The suspect in the case, Decarlos Brown Jr., is a homeless man with schizophrenia and a long criminal record. The crime has already ignited partisan commentary, with right-wing pundits framing it as a racial flashpoint because Zarutska was white and Brown is Black.
On Sunday, after days of mounting outrage, Kilmeade attempted to walk back his statement.

“During [our] discussion, I wrongly said [homeless] people should get lethal injections. I apologize for that extremely callous remark,” he said in a statement. “I’m obviously aware that not all homeless mentally ill people act as that perpetrator did in North Carolina and that so many homeless people deserve our empathy and compassion.”
His apology, however, has done little to contain the fury.
Former Republican Congressman Adam Kinzinger rebuked Kilmeade on X: “I can’t get this out of my head. Kilmeade, I know you are better than this. Jesus would be spending his time with these exact people you are suggesting be killed by the government. And condemning you. FoxNews, are you ok with this?”
Conservative lawyer George Conway also blasted the remarks, writing simply: “I have no words for this.”
California Governor Gavin Newsom weighed in with a biblical reference: “Proverbs 21:13: Whoever closes his ear to the cry of the poor will himself call out and not be answered.”
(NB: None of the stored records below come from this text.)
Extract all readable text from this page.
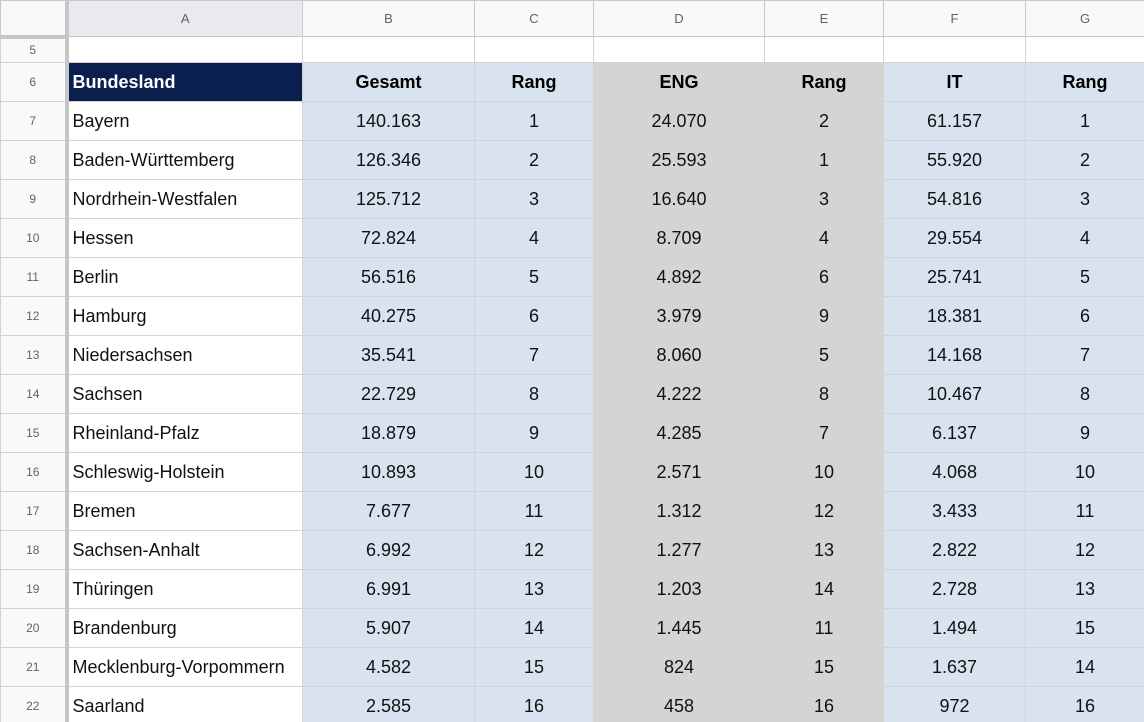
	A	B	C	D	E	F	G
5							
6	Bundesland	Gesamt	Rang	ENG	Rang	IT	Rang
7	Bayern	140.163	1	24.070	2	61.157	1
8	Baden-Württemberg	126.346	2	25.593	1	55.920	2
9	Nordrhein-Westfalen	125.712	3	16.640	3	54.816	3
10	Hessen	72.824	4	8.709	4	29.554	4
11	Berlin	56.516	5	4.892	6	25.741	5
12	Hamburg	40.275	6	3.979	9	18.381	6
13	Niedersachsen	35.541	7	8.060	5	14.168	7
14	Sachsen	22.729	8	4.222	8	10.467	8
15	Rheinland-Pfalz	18.879	9	4.285	7	6.137	9
16	Schleswig-Holstein	10.893	10	2.571	10	4.068	10
17	Bremen	7.677	11	1.312	12	3.433	11
18	Sachsen-Anhalt	6.992	12	1.277	13	2.822	12
19	Thüringen	6.991	13	1.203	14	2.728	13
20	Brandenburg	5.907	14	1.445	11	1.494	15
21	Mecklenburg-Vorpommern	4.582	15	824	15	1.637	14
22	Saarland	2.585	16	458	16	972	16
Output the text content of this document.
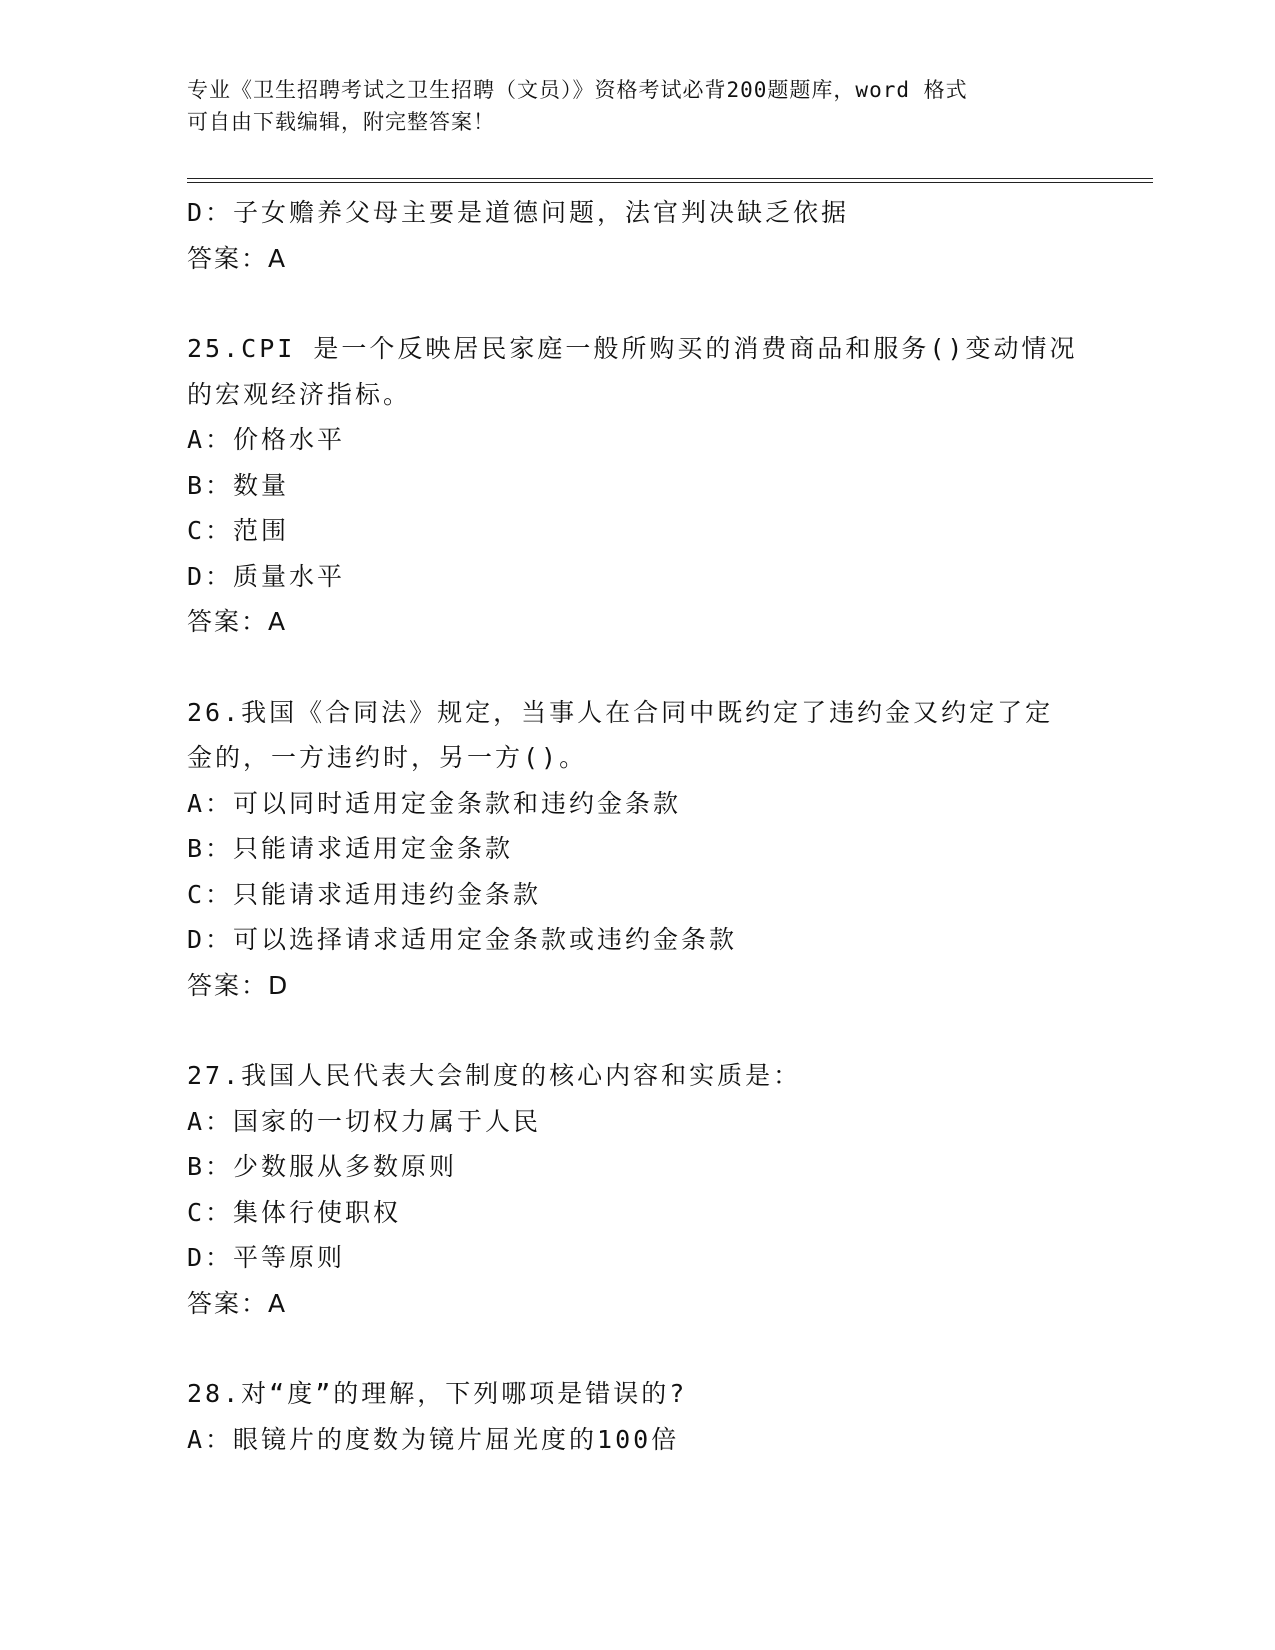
专业《卫生招聘考试之卫生招聘（文员）》资格考试必背200题题库，word 格式
可自由下载编辑，附完整答案！
D：子女赡养父母主要是道德问题，法官判决缺乏依据
答案：A
25.CPI 是一个反映居民家庭一般所购买的消费商品和服务()变动情况
的宏观经济指标。
A：价格水平
B：数量
C：范围
D：质量水平
答案：A
26.我国《合同法》规定，当事人在合同中既约定了违约金又约定了定
金的，一方违约时，另一方()。
A：可以同时适用定金条款和违约金条款
B：只能请求适用定金条款
C：只能请求适用违约金条款
D：可以选择请求适用定金条款或违约金条款
答案：D
27.我国人民代表大会制度的核心内容和实质是：
A：国家的一切权力属于人民
B：少数服从多数原则
C：集体行使职权
D：平等原则
答案：A
28.对“度”的理解，下列哪项是错误的?
A：眼镜片的度数为镜片屈光度的100倍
The controversy has also reignited a debate about double standards in media accountability. Many observers contrasted Kilmeade’s survival at Fox with MSNBC’s recent firing of analyst Matthew Dowd, who was dismissed after suggesting that slain conservative activist Charlie Kirk’s inflammatory rhetoric might have contributed to his own assassination.
“Kilmeade is advocating for extrajudicial killings on FOX, yet Matthew Dowd was fired by MSNBC for pointing out Charlie Kirk’s dangerous rhetoric,” wrote gun safety advocate Shannon Watts. “This moral asymmetry in the media and online is destroying democracy.”
Kilmeade’s co-hosts Ainsley Earhardt and Lawrence Jones initially appeared to echo his sentiment, with Earhardt responding, “Yeah, Brian, why did it have to get to this point?” The incident has only amplified criticism that Fox & Friends, one of the network’s most influential programs, has normalized extreme rhetoric.
As of Sunday, Fox News itself has not directly addressed the controversy, instead referring reporters back to Kilmeade’s apology. But critics across the spectrum say the damage is already done.
In a media landscape where inflammatory words can spread at viral speed, Kilmeade’s “solution” to homelessness has touched off a deeper reckoning — not only about the dehumanization of vulnerable Americans, but about the responsibility of networks that profit from voices pushing the limits of acceptable discourse.